Variations in DNA at a specific location (or 'locus') on the
genome that protect African children from developing severe
malaria, in some cases nearly halving a child's chance of
developing the life-threatening disease, have been identified in
the largest genetic association study of malaria to date.
The findings detail a new gene locus that can explain why, in
communities where everyone is constantly exposed to malaria, some
children develop severe malaria and others don't. Now, researchers
can be sure that this particular stretch of our DNA plays a crucial
role in the progression of the disease.
The research was conducted by MalariaGEN, an international
network of scientists and clinicians spread across Africa, Asia and
other malaria-endemic regions of the world, largely funded by the
Wellcome Trust. In this study they analysed data from eight
different African countries: Burkina Faso, Cameroon, Ghana, Kenya,
Malawi, Mali, The Gambia and Tanzania.
To identify the new locus, researchers performed a genome-wide
association study (GWAS) that compared the DNA of 5,633 children
with severe malaria with the DNA of 5,919 children without severe
malaria. They then replicated their key findings in a further
14,000 children.
The new locus they have identified is near a cluster of genes
which code for proteins called 'glycophorins' that are involved in
the malaria parasite's invasion of red blood cells. Although many
different malaria resistance loci have been postulated over the
years, this is one of very few that have stood up to stringent
testing in a large multi-centre study; the others include the genes
for sickle cell and the O blood group.
A particularly strongly-protective variant, known in genetics as
an 'allele', was found most commonly among children in Kenya in
East Africa. Having this allele reduces the risk of severe malaria
by about 40% in Kenyan children, with a slightly smaller effect
across all the other populations studied. The authors speculate
that this difference between populations could be due to the
genetic features of the local malaria parasite in East Africa.

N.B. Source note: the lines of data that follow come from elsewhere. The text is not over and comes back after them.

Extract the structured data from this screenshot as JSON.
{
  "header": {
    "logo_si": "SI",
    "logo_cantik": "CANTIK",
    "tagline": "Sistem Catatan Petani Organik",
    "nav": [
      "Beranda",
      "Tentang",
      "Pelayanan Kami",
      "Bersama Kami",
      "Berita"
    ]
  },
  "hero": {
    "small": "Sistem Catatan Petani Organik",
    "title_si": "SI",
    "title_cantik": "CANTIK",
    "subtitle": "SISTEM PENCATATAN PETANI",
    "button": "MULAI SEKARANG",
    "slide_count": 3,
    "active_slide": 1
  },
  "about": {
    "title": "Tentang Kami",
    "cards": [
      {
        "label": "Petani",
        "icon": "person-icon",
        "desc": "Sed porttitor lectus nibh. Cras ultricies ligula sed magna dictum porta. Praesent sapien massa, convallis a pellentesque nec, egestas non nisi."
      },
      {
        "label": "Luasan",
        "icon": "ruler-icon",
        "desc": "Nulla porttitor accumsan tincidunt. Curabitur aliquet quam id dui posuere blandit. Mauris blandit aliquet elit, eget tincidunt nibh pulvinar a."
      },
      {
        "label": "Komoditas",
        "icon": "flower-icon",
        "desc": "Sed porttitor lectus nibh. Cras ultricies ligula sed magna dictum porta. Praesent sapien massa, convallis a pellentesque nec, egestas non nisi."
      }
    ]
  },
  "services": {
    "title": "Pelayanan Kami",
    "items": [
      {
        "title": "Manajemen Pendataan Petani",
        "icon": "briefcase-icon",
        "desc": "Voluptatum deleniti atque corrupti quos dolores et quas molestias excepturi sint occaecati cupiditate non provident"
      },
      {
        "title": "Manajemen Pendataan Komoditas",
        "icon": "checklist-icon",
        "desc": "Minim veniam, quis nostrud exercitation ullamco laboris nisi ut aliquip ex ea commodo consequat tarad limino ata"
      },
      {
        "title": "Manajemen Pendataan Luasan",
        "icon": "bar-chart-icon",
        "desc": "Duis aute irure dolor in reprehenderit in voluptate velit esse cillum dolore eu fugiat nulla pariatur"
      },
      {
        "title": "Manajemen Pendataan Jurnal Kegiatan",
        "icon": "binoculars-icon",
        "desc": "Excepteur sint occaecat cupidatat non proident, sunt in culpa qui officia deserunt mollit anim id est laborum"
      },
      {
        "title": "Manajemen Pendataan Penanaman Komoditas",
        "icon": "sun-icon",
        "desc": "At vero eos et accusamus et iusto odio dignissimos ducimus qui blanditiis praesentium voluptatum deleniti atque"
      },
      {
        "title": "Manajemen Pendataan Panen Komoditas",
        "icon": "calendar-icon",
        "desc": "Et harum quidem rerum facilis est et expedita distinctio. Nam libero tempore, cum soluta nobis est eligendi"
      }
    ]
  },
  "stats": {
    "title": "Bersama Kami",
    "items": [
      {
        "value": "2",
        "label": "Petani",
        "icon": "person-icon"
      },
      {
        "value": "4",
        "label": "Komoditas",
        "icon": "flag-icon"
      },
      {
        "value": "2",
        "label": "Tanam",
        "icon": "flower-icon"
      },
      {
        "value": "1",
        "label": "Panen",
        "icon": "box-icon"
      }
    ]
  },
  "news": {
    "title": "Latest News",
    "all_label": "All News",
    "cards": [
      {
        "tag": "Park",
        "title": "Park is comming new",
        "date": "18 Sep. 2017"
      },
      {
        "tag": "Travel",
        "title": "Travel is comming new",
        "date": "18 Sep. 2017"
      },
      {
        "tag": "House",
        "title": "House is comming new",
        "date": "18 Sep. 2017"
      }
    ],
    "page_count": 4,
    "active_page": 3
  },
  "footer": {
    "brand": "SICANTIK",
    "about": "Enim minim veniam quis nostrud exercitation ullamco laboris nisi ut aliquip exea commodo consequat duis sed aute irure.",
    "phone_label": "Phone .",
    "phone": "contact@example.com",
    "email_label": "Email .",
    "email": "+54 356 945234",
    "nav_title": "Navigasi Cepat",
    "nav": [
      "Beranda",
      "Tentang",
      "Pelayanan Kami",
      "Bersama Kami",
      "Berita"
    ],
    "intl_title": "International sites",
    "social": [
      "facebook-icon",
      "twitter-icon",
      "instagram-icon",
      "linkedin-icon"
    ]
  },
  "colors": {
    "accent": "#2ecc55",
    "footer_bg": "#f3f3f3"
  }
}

Researchers have known for decades that the glycophorin cluster
of genes is highly variable, but it was not possible to show that
this genetic variation was responsible for protecting people
against severe malaria. Now, with improved GWAS methodology, and
the ability to collect samples from across different African
countries, researchers are better able to understand the complexity
in the patterns of DNA and, crucially, accurately measure their
effects on an individual's level of resistance to the disease.
Intriguingly, the new genetic resistance locus lies within a
region of the genome where humans and chimpanzees have been known
to share particular combinations of DNA variants, known as
haplotypes. This indicates that some of the variation seen in
contemporary humans has been present for millions of years. The
finding also suggests that this region of the genome is the subject
of 'balancing selection'.
Balancing selection happens when a particular genetic variant
evolves because it confers health benefits, but it is carried by
only a proportion of the population because it also has damaging
consequences. The classic example is the sickle cell gene - people
with one copy of the gene are strongly protected against malaria
but those with two copies of the gene develop a life-threatening
condition known as sickle-cell disease.
Professor Dominic Kwiatkowski, of the Wellcome Trust Sanger
Institute and the Wellcome Trust Centre for Human Genetics, said:
"We can now say, unequivocally, that genetic variations in this
region of the human genome provide strong protection against severe
malaria in real-world settings, making a difference to whether a
child lives or dies.
"These findings indicate that balancing selection and resistance
to malaria are deeply intertwined themes in our ancient
evolutionary history.
"This new resistance locus is particularly interesting because
it lies so close to genes that are gatekeepers for the malaria
parasite's invasion machinery. We now need to drill down at this
locus to characterise these complex patterns of genetic variation
more precisely and to understand the molecular mechanisms by which
they act."
Professor Ogobara K. Doumbo of the Malaria Research and Training
Center at the University of Bamako in Mali, said: "This type of
discovery is made possible by a strong collaboration between
malaria investigators in the field and northern collaborators who
have the technology platform and the capacity to analyse big
data.
"These findings provide new insights into the human and
plasmodium genetic interaction that are determined by their
co-evolution. How these findings could be used in public health
settings, as a marker of individual and population risk of malaria
infection, is the next step. Applying the findings in this way will
only be possible by training a critical mass of African scientists
in genomics and big data management and analysis. Both are
addressed by the MalariaGEN Consortium and the next Wellcome Trust
DELTAS Africa programmes."
The paper, A novel locus of resistance to severe malaria in a region of
ancient balancing selection, is published inNature.